I. REGULASI
a) UU No 30 tahun 2007 tentang Energi
Pasal 2 Energi dikelola berdasarkan asas kemanfaatan, efisiensi berkeadilan, peningkatan nilai tambah, keberlanjutan, kesejahteraan masyarakat, pelestarian fungsi lingkungan hidup, ketahanan nasional, dan keterpaduan dengan mengutamakan kemampuan nasional.
Pasal 25 juga mengatur perihal penghematan energi. Semua sektor penyedia dan pengguna energi perlu melakukan upaya diversifikasi dan penghematan energi guna mencapai keamanan energi nasional.
b) Peraturan Presiden Nomor 5 tahun 2006 tentang Kebijakan Energi Nasional.

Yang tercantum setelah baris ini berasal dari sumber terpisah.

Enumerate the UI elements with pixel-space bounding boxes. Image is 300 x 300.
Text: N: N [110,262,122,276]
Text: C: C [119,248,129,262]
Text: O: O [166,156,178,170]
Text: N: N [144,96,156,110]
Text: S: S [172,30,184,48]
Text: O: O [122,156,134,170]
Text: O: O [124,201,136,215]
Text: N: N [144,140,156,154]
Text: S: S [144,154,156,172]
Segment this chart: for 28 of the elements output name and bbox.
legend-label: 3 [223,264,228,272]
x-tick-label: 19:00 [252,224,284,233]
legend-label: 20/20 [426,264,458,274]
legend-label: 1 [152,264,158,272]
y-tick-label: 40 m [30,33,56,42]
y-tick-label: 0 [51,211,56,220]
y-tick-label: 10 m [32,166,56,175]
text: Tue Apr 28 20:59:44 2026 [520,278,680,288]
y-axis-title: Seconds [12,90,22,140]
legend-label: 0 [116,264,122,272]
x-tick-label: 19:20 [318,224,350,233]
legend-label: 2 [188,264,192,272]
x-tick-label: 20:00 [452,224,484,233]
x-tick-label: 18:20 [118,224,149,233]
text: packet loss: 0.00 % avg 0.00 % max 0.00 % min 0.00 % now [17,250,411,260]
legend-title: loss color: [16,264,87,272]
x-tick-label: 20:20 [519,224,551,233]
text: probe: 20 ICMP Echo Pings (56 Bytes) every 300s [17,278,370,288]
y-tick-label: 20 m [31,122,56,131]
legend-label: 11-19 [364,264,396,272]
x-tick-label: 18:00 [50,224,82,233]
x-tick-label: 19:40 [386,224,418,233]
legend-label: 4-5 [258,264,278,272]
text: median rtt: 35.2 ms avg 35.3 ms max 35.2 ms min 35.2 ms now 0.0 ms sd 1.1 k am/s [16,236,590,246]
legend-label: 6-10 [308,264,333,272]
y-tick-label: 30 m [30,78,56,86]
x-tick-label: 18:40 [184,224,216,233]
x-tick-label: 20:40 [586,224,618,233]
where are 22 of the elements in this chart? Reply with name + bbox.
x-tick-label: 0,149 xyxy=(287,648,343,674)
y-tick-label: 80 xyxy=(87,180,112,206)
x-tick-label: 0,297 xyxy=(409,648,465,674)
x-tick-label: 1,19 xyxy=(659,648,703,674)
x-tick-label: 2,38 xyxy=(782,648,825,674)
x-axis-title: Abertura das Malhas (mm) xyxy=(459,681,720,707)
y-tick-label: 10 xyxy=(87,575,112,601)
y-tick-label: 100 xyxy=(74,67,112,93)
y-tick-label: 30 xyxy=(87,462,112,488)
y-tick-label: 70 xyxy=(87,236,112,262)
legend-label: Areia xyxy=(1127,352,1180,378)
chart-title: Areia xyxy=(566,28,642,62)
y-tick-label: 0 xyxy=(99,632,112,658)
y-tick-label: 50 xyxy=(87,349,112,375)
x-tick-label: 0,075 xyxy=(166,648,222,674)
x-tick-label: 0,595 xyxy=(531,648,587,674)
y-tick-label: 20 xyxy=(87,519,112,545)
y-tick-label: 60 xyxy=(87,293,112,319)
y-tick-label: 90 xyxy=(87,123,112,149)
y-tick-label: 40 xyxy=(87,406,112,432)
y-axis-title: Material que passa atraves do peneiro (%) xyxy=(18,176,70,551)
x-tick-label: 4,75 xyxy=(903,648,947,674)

Dalam peraturan tersebut, pada tahun 2025 konsumsi minyak bumi diharapkan turun menjadi 20%, gas alam naik menjadi 30%, batubara naik menjadi 33%, sedangkan energi baru dan terbarukan naik menjadi 17%. Target capaian energi terbarukan pada Perpres tersebut (yakni 15%) cukup maju dibandingkan dengan negara tetangga seperti Australia yang hanya 6% pada tahun 2029-2030 [Australia’s Energy Outlook, 2006], sedangkan India mentargetkan kontribusi tenaga air dan nuklir sebesar 11,8% pada tahun 2031-2032 [WEC, 2006].

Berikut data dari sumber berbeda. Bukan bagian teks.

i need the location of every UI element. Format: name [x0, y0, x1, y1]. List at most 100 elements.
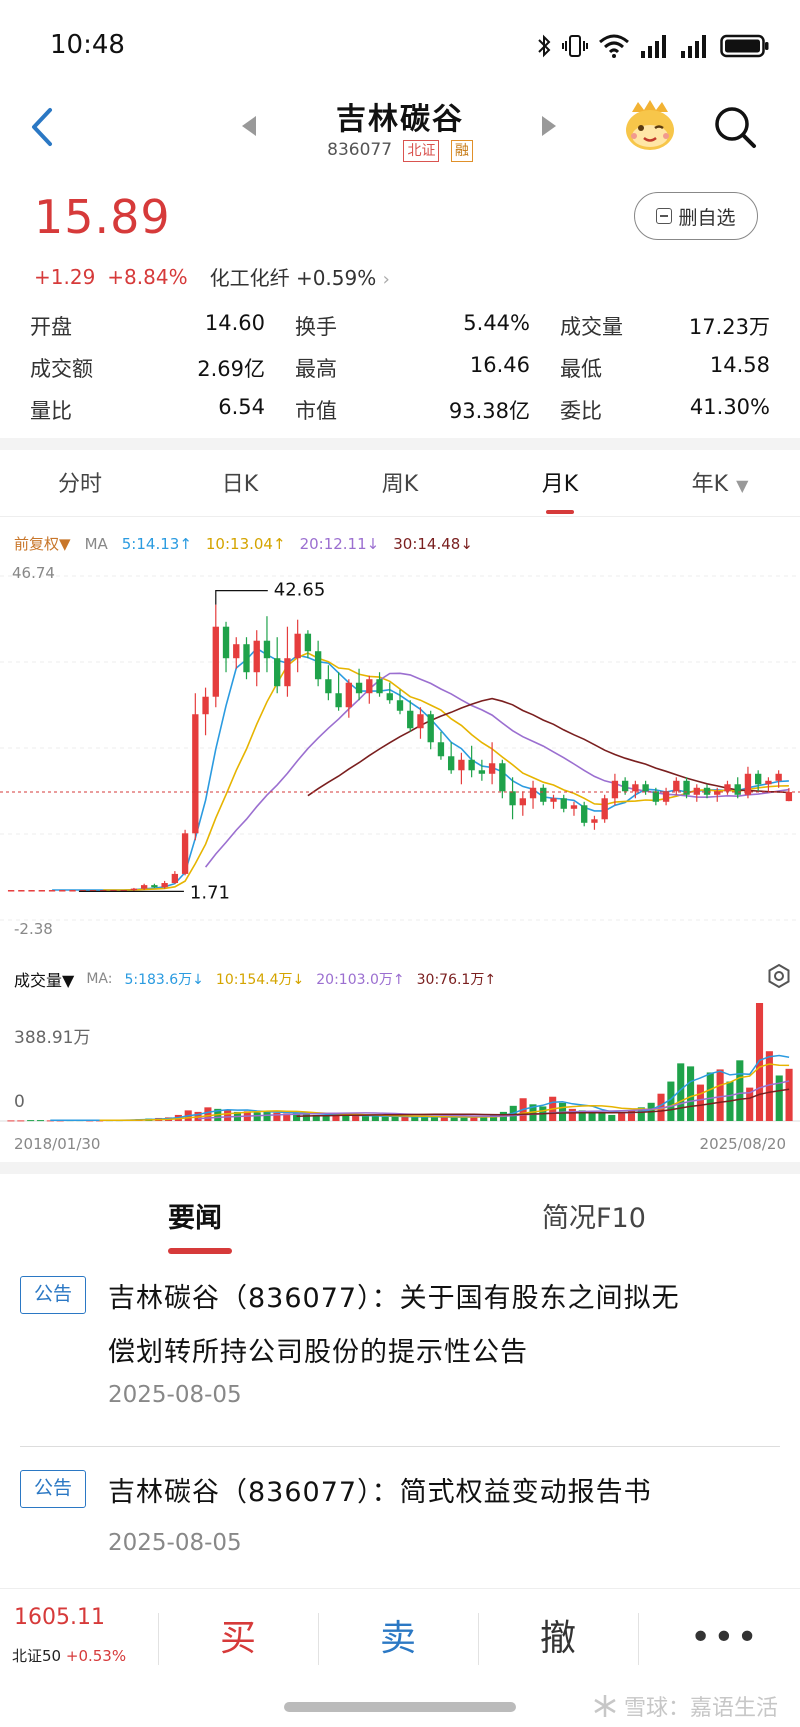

c) Instruksi Presiden No 10 Tahun 2005 Tentang Penghematan energy.
Inpres tersebut berisi mengenai perlunya langkah-langkah penghematan energy dilingkungan pemerintah khususnya mengenai penerangan dan alat pendingin ruangan (AC) pada gedung pemerintah, peralatan yang menggunakan energi listrik, dan kendaraan dinas
d) Instruksi Presiden No 2 Tahun 2008 Tentang Penghematan energy dan air.
Hampir sama dengan Inpres no 10 tahun 2005 hanya saja ada tambahan mengenai pembentukan tim nasional penghematan energy dan air yang diketuai oleh menteri coordinator bidang perekonomian.
e) Surat keputusan bersama (SKB) lima menteri untuk pengoptimalan beban listrik
melalui pengalihan waktu kerja pada sektor industri di Jawa-Bali. SKB yang mulai diberlakukan pada 21 Juli 2008 itu ditandatangani Menteri Dalam Negeri (Mardiyanto), Menteri Energi Sumber Daya Mineral (Purnomo Yusgiantoro), Menteri Tenaga Kerja dan Transmigrasi (Erman Suparno), Menteri Negara BUMN (Sofyan Djalil), dan Menteri Perindustrian (Fahmi Idris). Melalui SKB tersebut, sektor industri diminta memindahkan sebagian hari kerja ke hari libur (Sabtu dan Minggu) selama dua hari setiap bulannya. Ini dimaksudkan untuk mengalihkan beban puncak listrik yang selama ini terjadi pada hari kerja biasa
II. MENGHEMAT BUKAN MEMBATASI
Penghematan energi tentu berbeda dengan mengurangi konsumsi energi karena pada penghematan energi output yang dihasilkan tetaplah sama. Artinya, ketika penghematan energi dilakukan jumlah energi yang digunakan lebih efisien dibandingkan sebelum penghematan energi dilakukan. Sedangkan pembatasan energi adalah memangkas konsumsi energi yang sangat mungkin berakibat kepada menurunnya output yang selama ini dihasilkan. Dapat juga dikatakan bahwa pada kebijakan pengurangan konsumsi energi tidak dilakukan proses peningkatan efisiensi sumber energi yang digunakan sehingga jumlah energi yang lebih sedikit akan menghasilkan output yang lebih sedikit dibandingkan sebelumnya.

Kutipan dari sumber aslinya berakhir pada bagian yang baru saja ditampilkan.